Monday, April 23, 2012

BABIES, BAD KNEES, AND BICYCLES




By the time our daughter was two years old, we had moved to Alabama. We found an upstairs apartment in a nice complex inhabited by a number of other military families. The apartments were in a secluded area, rather off the beaten path and surrounded by woodland. A great place for long walks in the afternoon.

Shortly after moving to the area, we became acquainted with a family at the other end of our block of apartments. The father and mother were both enlisted, and soon I had agreed to care for their 18 month old twins. I had thought about going back to work, but didn’t really want to because our daughter was still so young, so this was a great arrangement.

All my life, I had been very active. From the time I could walk, I had traveled my childhood neighborhood in the company of my brother and other older children living nearby. It worked out that most of the kids living in closest proximity to us were males, so I had learned early on to rough-house, climb trees, skateboard, run on stilts, and ride my bicycle for hours on end. That’s what kids did in those days. Summers were spent at the swimming pool. Winters were spent sledding and building snow forts or ice skating. We didn’t sit around.

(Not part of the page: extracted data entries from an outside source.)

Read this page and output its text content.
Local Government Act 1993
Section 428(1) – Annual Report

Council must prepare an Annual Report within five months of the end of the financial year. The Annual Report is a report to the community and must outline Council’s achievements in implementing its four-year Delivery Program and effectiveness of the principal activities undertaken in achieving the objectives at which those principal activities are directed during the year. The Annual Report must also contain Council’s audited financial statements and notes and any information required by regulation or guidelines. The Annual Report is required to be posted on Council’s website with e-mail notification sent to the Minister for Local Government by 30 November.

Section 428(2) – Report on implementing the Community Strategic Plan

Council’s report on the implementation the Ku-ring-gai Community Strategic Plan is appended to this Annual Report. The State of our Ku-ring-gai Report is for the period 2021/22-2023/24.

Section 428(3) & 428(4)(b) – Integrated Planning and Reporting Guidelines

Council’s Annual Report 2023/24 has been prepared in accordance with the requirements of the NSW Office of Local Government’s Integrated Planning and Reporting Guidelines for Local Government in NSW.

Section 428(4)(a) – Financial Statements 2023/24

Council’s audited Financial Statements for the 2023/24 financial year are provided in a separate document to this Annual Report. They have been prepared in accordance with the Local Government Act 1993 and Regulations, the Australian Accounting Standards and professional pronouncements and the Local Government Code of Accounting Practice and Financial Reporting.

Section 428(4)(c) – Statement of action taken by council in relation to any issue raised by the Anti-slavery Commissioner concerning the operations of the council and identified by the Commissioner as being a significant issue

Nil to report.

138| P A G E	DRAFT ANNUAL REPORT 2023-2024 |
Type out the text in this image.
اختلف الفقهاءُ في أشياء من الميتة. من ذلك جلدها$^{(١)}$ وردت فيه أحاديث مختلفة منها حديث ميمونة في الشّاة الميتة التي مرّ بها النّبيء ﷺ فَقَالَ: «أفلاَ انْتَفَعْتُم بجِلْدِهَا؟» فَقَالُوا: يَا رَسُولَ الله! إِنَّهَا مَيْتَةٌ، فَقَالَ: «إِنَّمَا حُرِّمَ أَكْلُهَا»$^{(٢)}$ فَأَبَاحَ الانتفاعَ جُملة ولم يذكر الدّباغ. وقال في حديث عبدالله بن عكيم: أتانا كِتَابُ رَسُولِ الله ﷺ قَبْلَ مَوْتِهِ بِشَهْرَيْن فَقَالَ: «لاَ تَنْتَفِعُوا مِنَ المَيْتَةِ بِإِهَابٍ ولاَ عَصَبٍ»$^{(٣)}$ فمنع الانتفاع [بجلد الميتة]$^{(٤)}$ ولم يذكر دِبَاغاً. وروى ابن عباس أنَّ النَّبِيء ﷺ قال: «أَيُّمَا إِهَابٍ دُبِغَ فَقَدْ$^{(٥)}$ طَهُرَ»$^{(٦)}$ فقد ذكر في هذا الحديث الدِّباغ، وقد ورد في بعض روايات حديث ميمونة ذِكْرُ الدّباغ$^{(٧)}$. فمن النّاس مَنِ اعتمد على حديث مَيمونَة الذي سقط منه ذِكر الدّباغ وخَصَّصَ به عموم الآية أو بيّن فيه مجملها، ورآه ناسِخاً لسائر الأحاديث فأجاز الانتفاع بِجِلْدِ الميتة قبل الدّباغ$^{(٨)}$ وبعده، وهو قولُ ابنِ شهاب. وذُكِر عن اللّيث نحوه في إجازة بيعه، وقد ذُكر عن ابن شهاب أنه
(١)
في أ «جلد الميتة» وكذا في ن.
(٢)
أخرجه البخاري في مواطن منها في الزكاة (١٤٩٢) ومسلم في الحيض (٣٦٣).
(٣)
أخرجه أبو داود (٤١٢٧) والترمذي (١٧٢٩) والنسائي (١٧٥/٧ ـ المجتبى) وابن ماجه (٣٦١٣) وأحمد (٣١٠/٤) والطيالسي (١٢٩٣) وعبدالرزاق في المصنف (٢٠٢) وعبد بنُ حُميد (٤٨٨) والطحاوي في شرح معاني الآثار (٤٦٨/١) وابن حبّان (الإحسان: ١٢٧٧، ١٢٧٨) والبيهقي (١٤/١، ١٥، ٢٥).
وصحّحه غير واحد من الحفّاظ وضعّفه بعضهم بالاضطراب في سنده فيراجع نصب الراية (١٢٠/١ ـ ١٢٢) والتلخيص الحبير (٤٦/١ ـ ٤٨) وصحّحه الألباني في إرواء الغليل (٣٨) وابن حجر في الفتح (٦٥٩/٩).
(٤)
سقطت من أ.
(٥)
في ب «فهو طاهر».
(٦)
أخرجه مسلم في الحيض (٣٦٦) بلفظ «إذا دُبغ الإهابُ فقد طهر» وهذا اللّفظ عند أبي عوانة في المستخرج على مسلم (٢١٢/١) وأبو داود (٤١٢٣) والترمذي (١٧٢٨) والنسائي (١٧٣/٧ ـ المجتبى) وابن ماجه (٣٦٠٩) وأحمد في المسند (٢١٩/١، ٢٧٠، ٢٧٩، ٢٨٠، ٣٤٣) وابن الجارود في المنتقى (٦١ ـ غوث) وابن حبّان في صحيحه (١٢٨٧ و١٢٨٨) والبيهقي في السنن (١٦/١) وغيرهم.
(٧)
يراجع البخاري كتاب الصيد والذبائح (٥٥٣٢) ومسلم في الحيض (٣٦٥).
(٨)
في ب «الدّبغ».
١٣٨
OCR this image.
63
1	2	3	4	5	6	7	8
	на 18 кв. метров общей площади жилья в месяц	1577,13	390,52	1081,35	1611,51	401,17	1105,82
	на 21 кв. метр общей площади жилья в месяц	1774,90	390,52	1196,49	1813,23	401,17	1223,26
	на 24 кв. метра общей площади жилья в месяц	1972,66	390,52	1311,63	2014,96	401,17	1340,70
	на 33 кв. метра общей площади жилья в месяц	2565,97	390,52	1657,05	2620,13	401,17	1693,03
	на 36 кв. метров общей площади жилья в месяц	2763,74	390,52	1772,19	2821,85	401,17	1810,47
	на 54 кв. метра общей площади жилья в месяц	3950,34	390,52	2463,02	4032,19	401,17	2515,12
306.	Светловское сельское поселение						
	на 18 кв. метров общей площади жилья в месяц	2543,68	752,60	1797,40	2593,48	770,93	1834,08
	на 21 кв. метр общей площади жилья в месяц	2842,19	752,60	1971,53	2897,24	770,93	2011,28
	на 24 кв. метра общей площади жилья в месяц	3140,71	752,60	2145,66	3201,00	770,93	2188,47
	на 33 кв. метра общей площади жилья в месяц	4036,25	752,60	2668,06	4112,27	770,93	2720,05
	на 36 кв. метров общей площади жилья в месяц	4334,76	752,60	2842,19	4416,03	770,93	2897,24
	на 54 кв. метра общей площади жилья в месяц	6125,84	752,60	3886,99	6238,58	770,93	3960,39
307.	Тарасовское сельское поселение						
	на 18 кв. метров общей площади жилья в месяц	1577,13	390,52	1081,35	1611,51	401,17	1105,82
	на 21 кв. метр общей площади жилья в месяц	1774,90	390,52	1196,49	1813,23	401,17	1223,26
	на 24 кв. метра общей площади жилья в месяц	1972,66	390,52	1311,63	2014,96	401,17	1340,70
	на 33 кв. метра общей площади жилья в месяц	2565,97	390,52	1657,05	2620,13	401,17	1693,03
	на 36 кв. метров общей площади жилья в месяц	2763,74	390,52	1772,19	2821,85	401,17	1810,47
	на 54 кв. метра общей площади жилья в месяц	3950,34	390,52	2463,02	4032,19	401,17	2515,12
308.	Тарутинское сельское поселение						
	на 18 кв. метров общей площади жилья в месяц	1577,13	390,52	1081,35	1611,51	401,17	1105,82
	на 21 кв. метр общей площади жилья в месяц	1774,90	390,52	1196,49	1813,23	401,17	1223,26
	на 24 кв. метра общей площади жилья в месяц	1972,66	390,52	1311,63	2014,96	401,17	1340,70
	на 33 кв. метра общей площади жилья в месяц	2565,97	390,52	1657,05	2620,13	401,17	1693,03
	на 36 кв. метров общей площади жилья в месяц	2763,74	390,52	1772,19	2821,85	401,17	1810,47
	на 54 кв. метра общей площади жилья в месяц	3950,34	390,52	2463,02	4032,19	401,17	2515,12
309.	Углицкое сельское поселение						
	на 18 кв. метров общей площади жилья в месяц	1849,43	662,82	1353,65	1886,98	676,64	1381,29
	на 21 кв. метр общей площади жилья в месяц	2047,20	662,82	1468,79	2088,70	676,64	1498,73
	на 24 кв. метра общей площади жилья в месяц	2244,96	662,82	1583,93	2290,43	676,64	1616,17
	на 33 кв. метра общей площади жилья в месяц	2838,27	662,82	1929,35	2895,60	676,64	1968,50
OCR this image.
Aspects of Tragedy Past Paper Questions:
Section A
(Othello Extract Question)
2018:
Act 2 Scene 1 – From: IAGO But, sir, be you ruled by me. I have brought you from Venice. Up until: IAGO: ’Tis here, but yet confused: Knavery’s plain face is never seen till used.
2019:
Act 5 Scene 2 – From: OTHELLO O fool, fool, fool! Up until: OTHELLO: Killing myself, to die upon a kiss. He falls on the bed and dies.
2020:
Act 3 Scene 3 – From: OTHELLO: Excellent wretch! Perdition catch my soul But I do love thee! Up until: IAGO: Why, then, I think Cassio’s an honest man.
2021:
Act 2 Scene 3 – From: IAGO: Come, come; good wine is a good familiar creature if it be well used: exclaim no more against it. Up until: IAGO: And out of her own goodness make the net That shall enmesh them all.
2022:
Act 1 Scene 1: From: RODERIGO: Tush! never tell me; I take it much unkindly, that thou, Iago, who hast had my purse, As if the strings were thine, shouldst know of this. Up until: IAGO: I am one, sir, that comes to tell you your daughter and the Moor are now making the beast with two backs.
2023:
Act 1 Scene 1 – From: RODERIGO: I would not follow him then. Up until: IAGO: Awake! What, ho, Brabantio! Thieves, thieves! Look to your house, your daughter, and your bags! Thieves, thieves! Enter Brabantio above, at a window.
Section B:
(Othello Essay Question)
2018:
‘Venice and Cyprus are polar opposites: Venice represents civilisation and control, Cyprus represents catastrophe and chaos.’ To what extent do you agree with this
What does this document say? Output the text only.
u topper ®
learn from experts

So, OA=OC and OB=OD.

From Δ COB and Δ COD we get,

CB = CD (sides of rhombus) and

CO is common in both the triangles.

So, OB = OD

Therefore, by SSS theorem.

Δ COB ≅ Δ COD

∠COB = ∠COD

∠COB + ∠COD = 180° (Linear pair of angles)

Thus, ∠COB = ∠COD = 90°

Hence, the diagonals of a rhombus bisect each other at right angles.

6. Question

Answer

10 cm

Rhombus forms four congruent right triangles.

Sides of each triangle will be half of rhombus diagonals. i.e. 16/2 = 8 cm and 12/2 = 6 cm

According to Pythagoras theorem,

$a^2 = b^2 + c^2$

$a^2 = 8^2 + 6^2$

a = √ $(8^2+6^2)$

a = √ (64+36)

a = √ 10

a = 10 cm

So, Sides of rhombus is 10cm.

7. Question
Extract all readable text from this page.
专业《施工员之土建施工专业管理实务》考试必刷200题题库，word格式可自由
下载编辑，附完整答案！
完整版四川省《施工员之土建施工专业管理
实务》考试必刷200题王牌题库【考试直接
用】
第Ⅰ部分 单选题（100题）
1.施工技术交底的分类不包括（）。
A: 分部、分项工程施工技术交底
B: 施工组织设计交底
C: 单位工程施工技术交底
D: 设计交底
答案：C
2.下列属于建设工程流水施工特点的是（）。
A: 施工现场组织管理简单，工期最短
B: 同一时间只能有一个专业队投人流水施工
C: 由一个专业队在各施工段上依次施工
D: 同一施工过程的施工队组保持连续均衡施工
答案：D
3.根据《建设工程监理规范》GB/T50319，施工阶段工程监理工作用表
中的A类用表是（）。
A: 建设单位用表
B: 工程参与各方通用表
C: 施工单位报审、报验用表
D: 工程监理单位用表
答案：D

Plus, when I finally found other girls to spend time with, I danced, participated in gymnastics, played tennis, rode horses and chased boys. You have to be in pretty good physical shape to successfully chase boys.
So because of the relatively healthy lifestyle I had lived – I never tasted a fast-food hamburger until I was sixteen – I couldn’t understand the constant aching and pain in my legs. The hip pain had now progressed to my knees. And I was tired all the time. I was chasing three toddlers around all day, and trying to keep up with a very active twelve-year-old, and the regular everyday chores that women do, but I wasn’t doing anything that would explain the intensity of the pain I was experiencing.

I got to the point where I couldn’t find the strength to pick the twins up – the girl was average size, but the little boy was a hefty one – so I began laying them on a towel on the floor to change their diapers. But suddenly I could barely lift myself up from the kneeling position on the floor. I realized the seriousness of the situation one day when the babies all started pushing on my behind and grunting as they tried to lift ‘mamaw’ off the floor. We fell in a heap of giggles and tears while I tickled them mercilessly. The giggles were because the whole thing was laughable, but the tears were because I was scared, and in pain, and I didn’t know if I’d manage to get up or not.

So, back to the doctor I went. I have a deep respect for our military, but some of their practices are ridiculous. Or they were, back in the day.

The protocol at that time was for the patient to make an appointment.  The appointment afforded you a visit with a PA. The PA would screen you and decide if you actually needed to be seen by a physician. If you had cold symptoms, for instance, they would just issue you a ‘cold pack’ and send you to the pharmacy. Too bad if you were afflicted with strep or bronchitis. You’d have to come back when your symptoms worsened and hope to be lucky enough to get through next time. It was maddening, and especially so for me, because I had no fever, no obvious signs of disease, just continued complaints of vague, traveling aches and pains. So it took weeks to actually get to see a physician.

Of course, I could have saved myself the trouble. This time I got a wisecracking expert who again x-rayed my hips and knees, and came to the brilliant conclusion that I was lazy, and needed more exercise. His prescription was for me to start riding a bicycle every day, and to come back in a month.

So what did I do? I dragged my bicycle out of the shed, plopped daughter into her infant carrier behind my seat, and rode my blasted bicycle. I rode it every day. I rode it for miles. I rode it until I literally had to drag myself up the steps to our apartment using the handrail. I rode until I had to sit at the top of the stairs and lower myself, step by step, to the bottom. My knees swelled and didn’t want to bend when I said bend, or straighten when I said straighten.

I quit babysitting. I quit riding my bicycle. I quit going out. I quit doing many of the things I loved. It took every ounce of my draining energy to care for my child. I cried. Lots and lots of crying. My husband was going nuts because he didn’t know how to ‘fix’ things. He’s always been a fixer. He insisted I go back to the doctor, but I refused. It wouldn’t do any good. At that time, I was beginning to think that all Army doctors were a bunch of idiots.

Then my husband received orders for Germany, and I went home for a couple of months until he could arrange for us to join him. Lower humidity. Closer family support system. Life got better. For a little while, at least.